Laag aangezette oren en afwijkingen aan de oorschelp
Laag geplaatste oren en oorschelpafwijkingen verwijzen naar een abnormale vorm of positie van het uitwendige oor (oorschelp of oorschelp).
Het uitwendige oor of "oorschelp" vormt zich wanneer de baby in de baarmoeder van de moeder groeit. De groei van dit oorgedeelte vindt plaats op een moment dat veel andere organen zich ontwikkelen (zoals de nieren). Abnormale veranderingen in de vorm of positie van de oorschelp kunnen een teken zijn dat de baby ook andere gerelateerde problemen heeft.
Veel voorkomende abnormale bevindingen zijn cysten in de oorschelp of skin-tags.
Veel kinderen worden geboren met oren die uitsteken. Hoewel mensen opmerkingen kunnen maken over de vorm van het oor, is deze aandoening een variatie op normaal en is er geen verband met andere aandoeningen.
De volgende problemen kunnen echter verband houden met medische aandoeningen:
- Abnormale plooien of locatie van de oorschelp
- Laag aangezette oren
- Geen opening naar de gehoorgang
- geen oorschelp
- Geen oorschelp en gehoorgang (anotia)
Veelvoorkomende aandoeningen die laaggeplaatste en ongewoon gevormde oren kunnen veroorzaken, zijn onder meer:
- Syndroom van Down
- Turner syndroom
Zeldzame aandoeningen die laagstaande en misvormde oren kunnen veroorzaken, zijn onder meer:
- Beckwith-Wiedemann-syndroom
- Potter syndroom
- Rubinstein-Taybi-syndroom
- Smith-Lemli-Opitz-syndroom
- Treacher Collins-syndroom
- Trisomie 13
- Trisomie 18
In de meeste gevallen vindt een zorgverlener oorschelpafwijkingen tijdens het eerste goed-baby-onderzoek. Dit onderzoek wordt meestal gedaan in het ziekenhuis op het moment van bevalling.
De aanbieder zal:
- Onderzoek en test het kind op andere fysieke afwijkingen van de nieren, botten van het gezicht, de schedel en de aangezichtszenuw
- Vraag of u een familiegeschiedenis heeft van abnormaal gevormde oren
Om te bepalen of de oorschelp abnormaal is, zal de provider metingen doen met een meetlint. Andere delen van het lichaam worden ook gemeten, inclusief de ogen, handen en voeten.
Alle pasgeborenen moeten een gehoortest ondergaan. Examens voor eventuele veranderingen in de mentale ontwikkeling kunnen worden uitgevoerd als het kind groeit. Genetische tests kunnen ook worden gedaan.
BEHANDELING
Meestal is er geen behandeling nodig voor oorschelpafwijkingen omdat ze het gehoor niet beïnvloeden.

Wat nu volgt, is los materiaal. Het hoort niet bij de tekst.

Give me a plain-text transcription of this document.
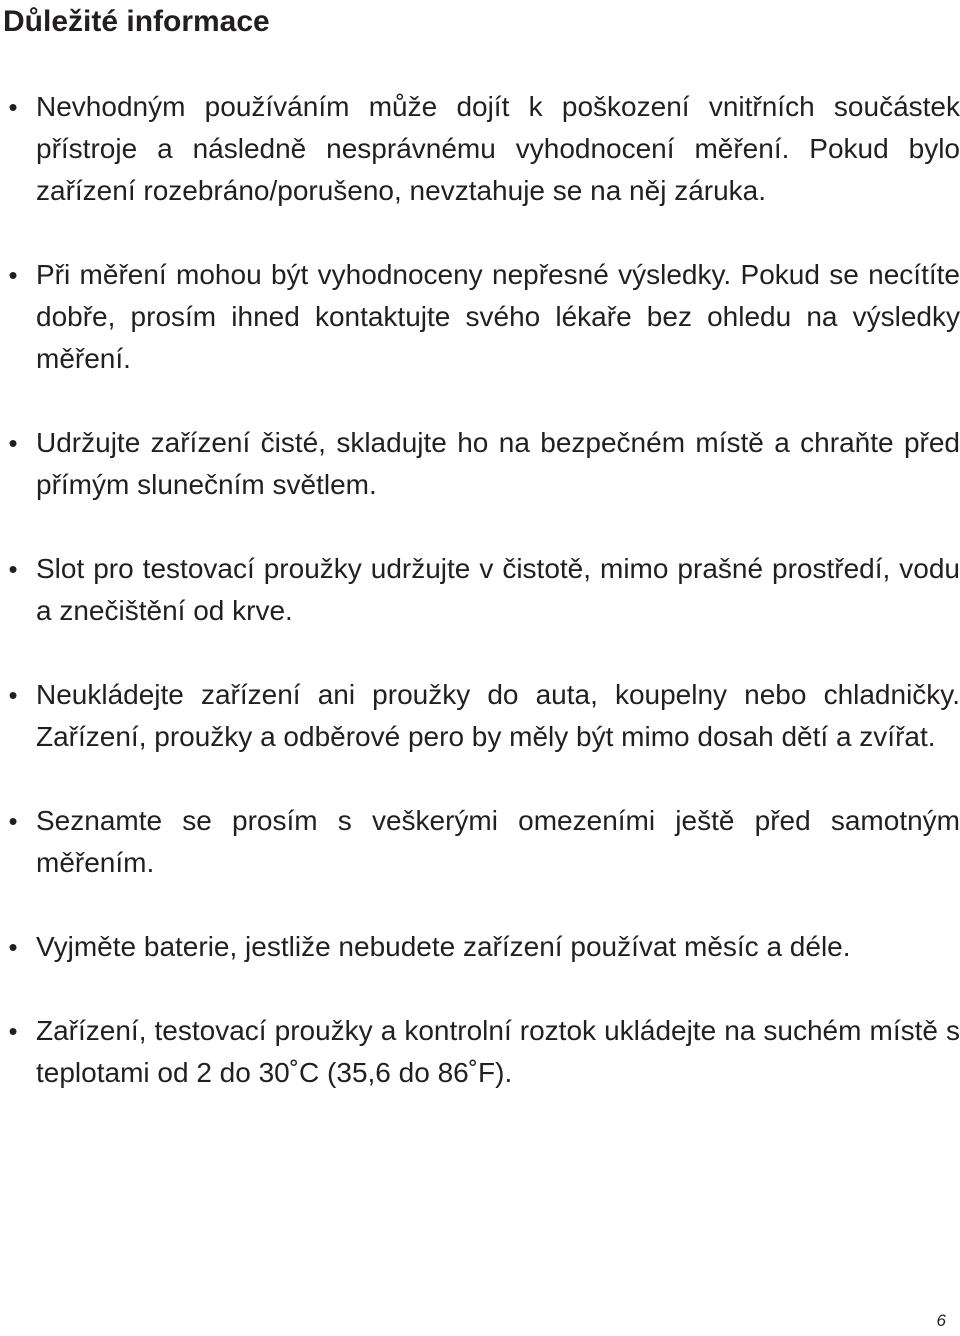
Důležité informace
• Nevhodným používáním může dojít k poškození vnitřních součástek přístroje a následně nesprávnému vyhodnocení měření. Pokud bylo zařízení rozebráno/porušeno, nevztahuje se na něj záruka.
• Při měření mohou být vyhodnoceny nepřesné výsledky. Pokud se necítíte dobře, prosím ihned kontaktujte svého lékaře bez ohledu na výsledky měření.
• Udržujte zařízení čisté, skladujte ho na bezpečném místě a chraňte před přímým slunečním světlem.
• Slot pro testovací proužky udržujte v čistotě, mimo prašné prostředí, vodu a znečištění od krve.
• Neukládejte zařízení ani proužky do auta, koupelny nebo chladničky. Zařízení, proužky a odběrové pero by měly být mimo dosah dětí a zvířat.
• Seznamte se prosím s veškerými omezeními ještě před samotným měřením.
• Vyjměte baterie, jestliže nebudete zařízení používat měsíc a déle.
• Zařízení, testovací proužky a kontrolní roztok ukládejte na suchém místě s teplotami od 2 do 30˚C (35,6 do 86˚F).
6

Soms wordt echter cosmetische chirurgie aanbevolen.
- Huidlabels kunnen worden afgebonden, tenzij er kraakbeen in zit. In dat geval is een operatie nodig om ze te verwijderen.
- Oren die uitsteken kunnen om cosmetische redenen worden behandeld. Tijdens de pasgeborene kan een klein raamwerk worden bevestigd met tape of Steri-Strips. Het kind draagt dit frame enkele maanden. Een operatie om de oren te corrigeren kan pas worden uitgevoerd als het kind 5 jaar oud is.
Ernstigere afwijkingen kunnen zowel om cosmetische redenen als om functie een operatie vereisen. Een operatie om een nieuw oor aan te maken en te bevestigen, wordt vaak in fasen uitgevoerd.
Laag aangezette oren; Microtie; "Lop" oor; Oorschelpafwijkingen; Genetisch defect - oorschelp; Aangeboren afwijking - oorschelp
- Oorafwijkingen
- Oorschelp van het pasgeboren oor
Haddad J, Dodhia SN. Aangeboren afwijkingen van het oor. In: Kliegman RM, St. Geme JW, Blum NJ, Shah SS, Tasker RC, Wilson KM, eds. Nelson Textbook of Pediatrics. 21e ed. Philadelphia, PA: Elsevier; 2020: hoofdstuk 656.
Madan-Khetarpal S, Arnold G. Genetische aandoeningen en dysmorfe aandoeningen. In: Zitelli BJ, McIntire SC, Nowalk AJ, eds. Zitelli en Davis' Atlas of Pediatric Physical Diagnosis. 7e druk. Philadelphia, PA: Elsevier; 2018: hoofdstuk 1.
Mitchel AL. Aangeboren afwijkingen. In: Martin RJ, Fanaroff AA, Walsh MC, eds. Fanaroff en Martin's neonatale-perinatale geneeskunde. 11e druk. Philadelphia, PA: Elsevier; 2020: hoofdstuk 30.